父として、勇者として・1

「ふふふ・・・頑張っているじゃないか。」


勇者オトロスはリジマッハ頂上から、すべてを見通す《特技・千里眼》を用いて自分の子供たちを見守っていた。


「こんなに軽々とリジマッハを登ってくるとは、流石は俺の子供たち。この様子では、せっかくの聖獣ベヒモスも簡単に倒されてしまうだろうなぁ」


勇者の背後には、頭には猛々しい一本角、脚には触れただけで斬れそうな爪、そして全身光り輝く剛毛で覆われた・・・聖獣ベヒモスが鎮座していた。


『勇者よ。
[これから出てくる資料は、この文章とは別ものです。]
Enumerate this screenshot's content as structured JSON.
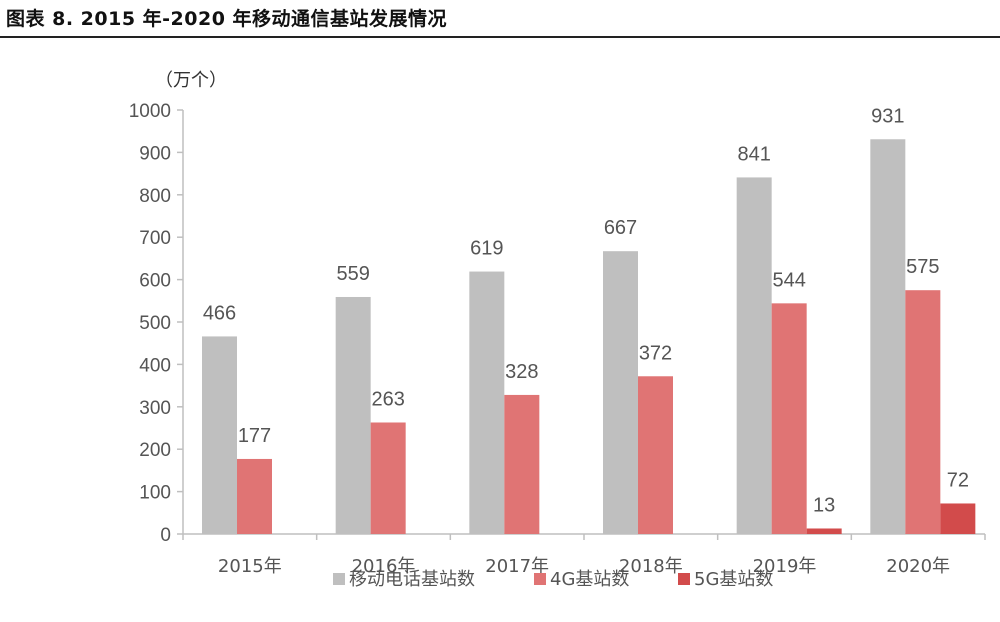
{
  "figure": {
    "title": "图表 8. 2015 年-2020 年移动通信基站发展情况",
    "unit": "（万个）"
  },
  "chart_data": {
    "type": "bar",
    "title": "",
    "xlabel": "",
    "ylabel": "（万个）",
    "ylim": [
      0,
      1000
    ],
    "yticks": [
      0,
      100,
      200,
      300,
      400,
      500,
      600,
      700,
      800,
      900,
      1000
    ],
    "categories": [
      "2015年",
      "2016年",
      "2017年",
      "2018年",
      "2019年",
      "2020年"
    ],
    "series": [
      {
        "name": "移动电话基站数",
        "color": "#bfbfbf",
        "values": [
          466,
          559,
          619,
          667,
          841,
          931
        ]
      },
      {
        "name": "4G基站数",
        "color": "#e07474",
        "values": [
          177,
          263,
          328,
          372,
          544,
          575
        ]
      },
      {
        "name": "5G基站数",
        "color": "#d24b4b",
        "values": [
          null,
          null,
          null,
          null,
          13,
          72
        ]
      }
    ],
    "legend_position": "bottom",
    "grid": false
  }
}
』

ベヒモスが口を開らき、鋭い牙が覗いた。


「なんだい?」

勇者が応え、生涯一日たりともハミガキを欠かさない白い歯を見せた。


『貴様の子供らは、そんなに強いのか?』

「もちろんさ。俺が育てたのだから、君なんかあっという間に倒されてしまうよ。」

『我はチカラの制限を受けているが、聖獣ベヒモスだ。おいそれと、やられるつもりは無いぞ?』

「ひょっとしたら、本気の君にも勝てるかもしれない。」

『はっはっは、流石にそれは言い過ぎだぞ、勇者よ。』

「そうか、流石に言い過ぎか!」


『ハッハッハ・・・!』

「はっはっは・・・!」


聖獣ベヒモス。

光の神によって生み出され、闇と戦う使命を持つ。そして勇者を見定め、共に戦うのだ。

そんなベヒモスの親友は、文字通りの戦友である勇者オトロスであった。